“Addiction Marketing” is a phrase I started using a few years back while waiting in line for my drink at Starbucks. I was observing the mass of people who seemed almost desperate for their daily (if not more frequent) fix of caffeine. It was at that moment I realized the real power of one of Starbucks key business drivers, if not their most critical business driver – Starbucks sells products that cater to peoples addictive tendencies. What Starbucks has done better than many other addictive marketers is that they also make it cool and trendy to succumb to your addiction. In today’s blog post I’ll examine addiction as a key success factor in business.
Brands have always catered to our emotions viewing them as associative triggers – the tactics I’m describing are clearly not new. That said, has this practice crossed the line when addictive tendencies are being exploited for profit? Is this just creative branding and intelligent marketing, or are we merely sheep being led to slaughter? My intent is not to make judgments or draw conclusions, but rather just to have you wrestle with the following question: Are you an addict, pusher, or both, and if so, how do you feel about it?
When I was in school economics professors would lecture on using supply and demand drivers to create a business advantage, business professors would evangelize the strengths of the recurring value and stability of consumable products, marketing professors would espouse the benefits of customer loyalty and relationship marketing, but nowhere do I recall being able to register for a business class on addiction. However if you think about “Addiction Marketing” you’ll quickly realize what the “media pushers” on Madison Avenue and the product development and marketing gurus in the corporate world have known for years – all people have their unique set of vulnerabilities, which when creatively and effectively exploited will lead to strong sales and powerful brands.
In thinking about this topic with respect to media coverage, I recall that a few years back the Indian government was attempting to force Coca Cola and Pepsi to divulge the formulas to their popular beverage products. One of the charges being levied in the Indian High Court was that Coke and Pepsi products were addictive and unhealthy, Hmmm…More recently there have been a number of energy drinks and dietary supplements that have been pulled from retail shelves because of health hazards posed by addictive consumption.

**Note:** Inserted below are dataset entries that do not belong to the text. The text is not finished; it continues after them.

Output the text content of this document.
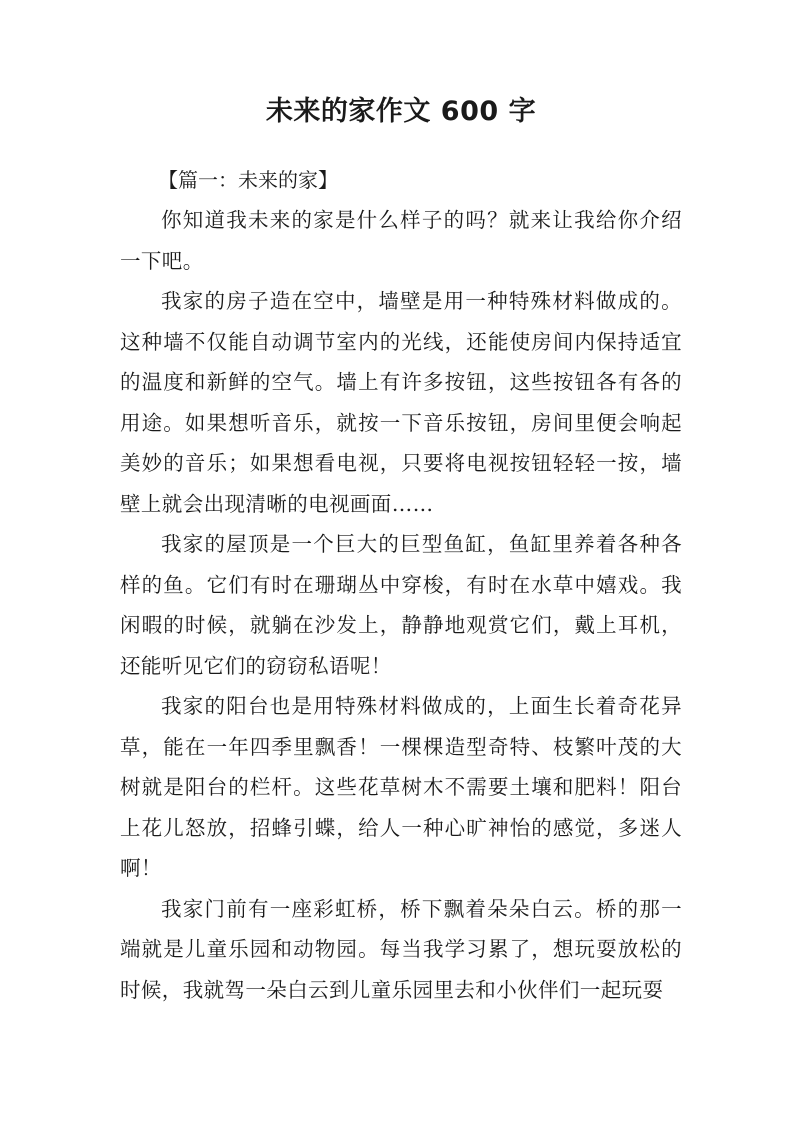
未来的家作文 600 字

【篇一：未来的家】

你知道我未来的家是什么样子的吗？就来让我给你介绍一下吧。

我家的房子造在空中，墙壁是用一种特殊材料做成的。这种墙不仅能自动调节室内的光线，还能使房间内保持适宜的温度和新鲜的空气。墙上有许多按钮，这些按钮各有各的用途。如果想听音乐，就按一下音乐按钮，房间里便会响起美妙的音乐；如果想看电视，只要将电视按钮轻轻一按，墙壁上就会出现清晰的电视画面……

我家的屋顶是一个巨大的巨型鱼缸，鱼缸里养着各种各样的鱼。它们有时在珊瑚丛中穿梭，有时在水草中嬉戏。我闲暇的时候，就躺在沙发上，静静地观赏它们，戴上耳机，还能听见它们的窃窃私语呢！

我家的阳台也是用特殊材料做成的，上面生长着奇花异草，能在一年四季里飘香！一棵棵造型奇特、枝繁叶茂的大树就是阳台的栏杆。这些花草树木不需要土壤和肥料！阳台上花儿怒放，招蜂引蝶，给人一种心旷神怡的感觉，多迷人啊！

我家门前有一座彩虹桥，桥下飘着朵朵白云。桥的那一端就是儿童乐园和动物园。每当我学习累了，想玩耍放松的时候，我就驾一朵白云到儿童乐园里去和小伙伴们一起玩耍
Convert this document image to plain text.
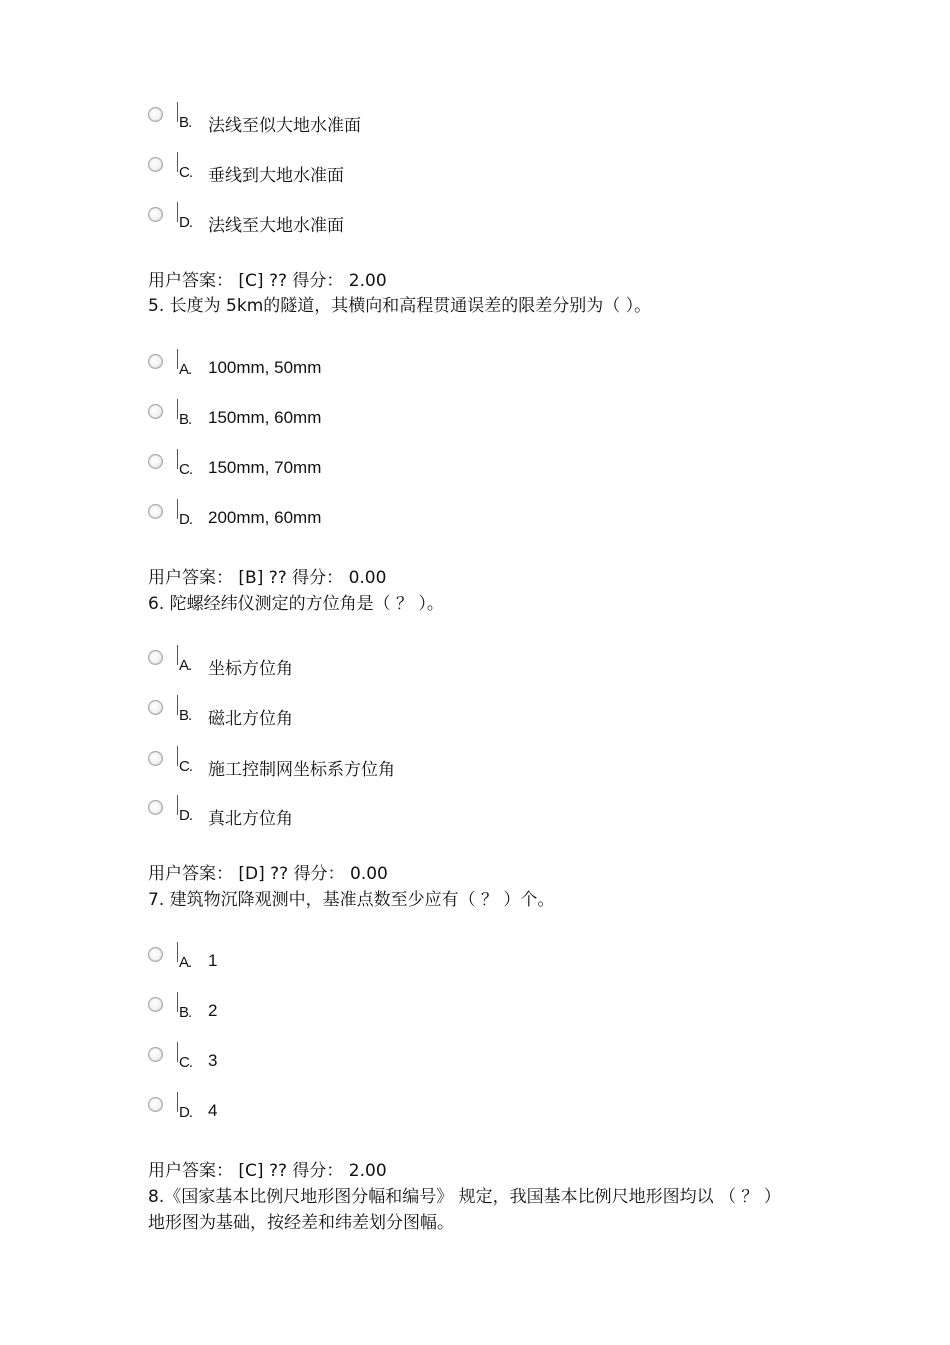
B. 法线至似大地水准面
C. 垂线到大地水准面
D. 法线至大地水准面
用户答案： [C] ?? 得分： 2.00
5. 长度为 5km的隧道，其横向和高程贯通误差的限差分别为（ ）。
A. 100mm, 50mm
B. 150mm, 60mm
C. 150mm, 70mm
D. 200mm, 60mm
用户答案： [B] ?? 得分： 0.00
6. 陀螺经纬仪测定的方位角是（ ？ ）。
A. 坐标方位角
B. 磁北方位角
C. 施工控制网坐标系方位角
D. 真北方位角
用户答案： [D] ?? 得分： 0.00
7. 建筑物沉降观测中，基准点数至少应有（ ？ ）个。
A. 1
B. 2
C. 3
D. 4
用户答案： [C] ?? 得分： 2.00
8.《国家基本比例尺地形图分幅和编号》 规定，我国基本比例尺地形图均以 （ ？ ）
地形图为基础，按经差和纬差划分图幅。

Examine the following representative list of successful businesses and/or industries and come to your own conclusions as to whether these businesses or industries prey on the addictions of consumers world-wide to generate their revenue:
Las Vegas - The tagline “What happens in Vegas stays in Vegas” caters to virtually every possible addiction under the sun…Sin City lives up to its reputation.

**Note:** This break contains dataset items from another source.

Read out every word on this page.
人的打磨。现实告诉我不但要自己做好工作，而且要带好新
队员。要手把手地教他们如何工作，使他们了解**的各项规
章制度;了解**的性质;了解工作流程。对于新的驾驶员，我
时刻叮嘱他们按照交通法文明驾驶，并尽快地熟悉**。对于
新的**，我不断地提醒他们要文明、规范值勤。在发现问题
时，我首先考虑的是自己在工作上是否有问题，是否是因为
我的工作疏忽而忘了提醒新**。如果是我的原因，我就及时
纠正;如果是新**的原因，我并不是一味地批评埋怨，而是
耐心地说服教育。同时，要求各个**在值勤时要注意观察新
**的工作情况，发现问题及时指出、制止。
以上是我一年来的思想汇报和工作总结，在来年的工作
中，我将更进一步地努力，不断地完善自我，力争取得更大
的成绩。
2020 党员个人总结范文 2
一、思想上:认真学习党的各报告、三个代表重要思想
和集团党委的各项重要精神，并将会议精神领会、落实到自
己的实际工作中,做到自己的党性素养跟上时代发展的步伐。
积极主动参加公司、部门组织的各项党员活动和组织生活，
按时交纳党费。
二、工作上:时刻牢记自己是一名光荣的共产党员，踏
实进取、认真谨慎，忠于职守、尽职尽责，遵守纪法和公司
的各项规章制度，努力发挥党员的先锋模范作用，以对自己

Tag Body Spray - Tag’s recent commercial campaign has taken the phrase “Sex Sells” to a whole new level. In these campaigns all an adolescent male needs to do is to spray himself with the Tag product and he finds himself instantly being attacked by hordes of attractive young women. If you have a teenage son, it would be a safe bet that Tag is his cologne of choice.
The Beer and Alcohol Industry - You will be hard pressed to find a beer or alcohol company that doesn’t portray consumption of their beverage as the key ingredient to a lifestyle of fast cars, beautiful women, successful careers, etc.
The Tobacco Industry - The tobacco industry has been publicly hammered for selling products that leverage the addictive effects of Nicotine, and even with all the known health hazards smokers face, in many instances the addictive nature of the product is greater than peoples ability to make a logical decision.
I don’t think anyone will dispute the examples noted in the above list as obviously preying on consumer’s addictive tendencies. However what about the more subtle side of the addiction business? Isn’t Starbucks using the same addictive business tactics as those industries listed above? What about other fast food outlets? What about companies in the luxury products sector? Companies that sell high end products and services cater to the elitist attitudes of this segment allowing consumers to make statements about their socioeconomic status based on the products they purchase. Is this not also catering to addictive tendencies?
Okay, now I’ll hit a little closer to home and turn the spotlight on myself. What about my company’s value proposition? We sell success… Is it not possible to look at success as being an addiction? How about the social networking industry? Are social networkers and bloggers addicted to the interaction, attention, etc. that the social media platform affords? While I could go on, I think my point has been made.
I’m certainly not implying that all consumers are addicts, nor am I implying that all companies are “pushers,” but I am pointing out that addiction marketing sells and that many companies use this as a strategic advantage. In fact, I believe the evidence is clear that a business can create a strong strategic advantage in sustainability if they find no ethical flaw in what I’ve coined as “Addiction Marketing”.
The bottom line is that I love to travel and watch movies and I don’t think it makes me an escapist. I have a penchant for Starbucks, venti caramel frappacinos in particular and I don’t think I’m a caffeine addict (perhaps a sugar addict), and I appreciate fine clothes & quality automobiles and I don’t believe that makes me a social elitist. However I have also come to realize that my perceived addictive tendencies are clearly attempting to be preyed upon by creative and intelligent marketing and product development efforts. I’ll leave you with the following questions to ponder:
- What is the difference between pleasure and addiction?
- Do you feel “Addiction Marketing” is ethical?
- Does your company partake in addictive marketing strategies and tactics? And;
- When was the last time you made a purchase based upon your addiction?